BP4D Beltim Selesaikan RIPP

by -36 views
BP4D Beltim Selesaikan RIPP
BP4D Beltim Terima Dokumen RIPP belum lama ini.

belitongekspres.co.id, MANGGAR – Badan Perencanaan Pembangunan Penelitian dan Pengembangan Daerah (BP4D) telah menyelesaikan penyusunan Rencana Induk Pembangunan Pertanian (RIPP) Kabupaten Beltim. Selanjutnya, RIPP akan diajukan menjadi Rencana Peraturan Daerah (Ranperda) awal tahun 2020 mendatang.

“Selama 2 hari di BP4D marathon mengejar dua kegiatan salam satu rangkaian program paparan laporan akhir rencana induk pembangunan pertanian (RIPP) yang dikerjasamakan dengan Fakultas Pertanian Universitas Jendral Sudirman Purwokerto,” ungkap Kepala BP4D Kabupaten Beltim, Bayu Priambodo, pekan lalu.

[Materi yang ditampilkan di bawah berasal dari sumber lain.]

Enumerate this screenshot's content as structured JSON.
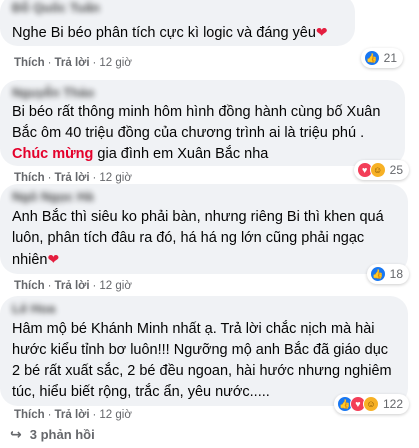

BP4D, ungkap Bayu, juga telah menyelesaikan naskah akademis yang akan mengiringi RIPP untuk di Perdakan. Menurut Bayu, RIPP dinilai penting diselesaikan karena paripurna yang diarahkan menuju Prolegda 2020 mengamanatkan hal tersebut.

“BP4D sudah menyiapkan dokumen dan naskah akademis. Jadi diharapkan pada masa persidangan pertama tahun 2020, kita sudah bisa menyusun,” kata Bayu.

Pentingnya RIPP juga disebutkan Bayu sebagai evaluasi program kegiatan di bidang pertanian selama beberapa waktu terakhir. Tingkat keberhasilan program pertanian masih relatif belum maksimal yang ditandai rendahnya panen.

“Selama ini Pemda menggelontorkan program kegiatan di bidang pertanian dimulai tanaman pangan, perkebunan dan peternakan. Namun kita sendiri belum memiliki karakteristik tanah yang cocok untuk berbagai jenis komoditi. Akhirnya karena tidak cocok ditanam sawah tapi ditanam sawah malah tidak panen optimal. Tidak cocok untuk tanaman musiman, ditanami tanaman musiman jadi tidak cocok,” jelas Bayu.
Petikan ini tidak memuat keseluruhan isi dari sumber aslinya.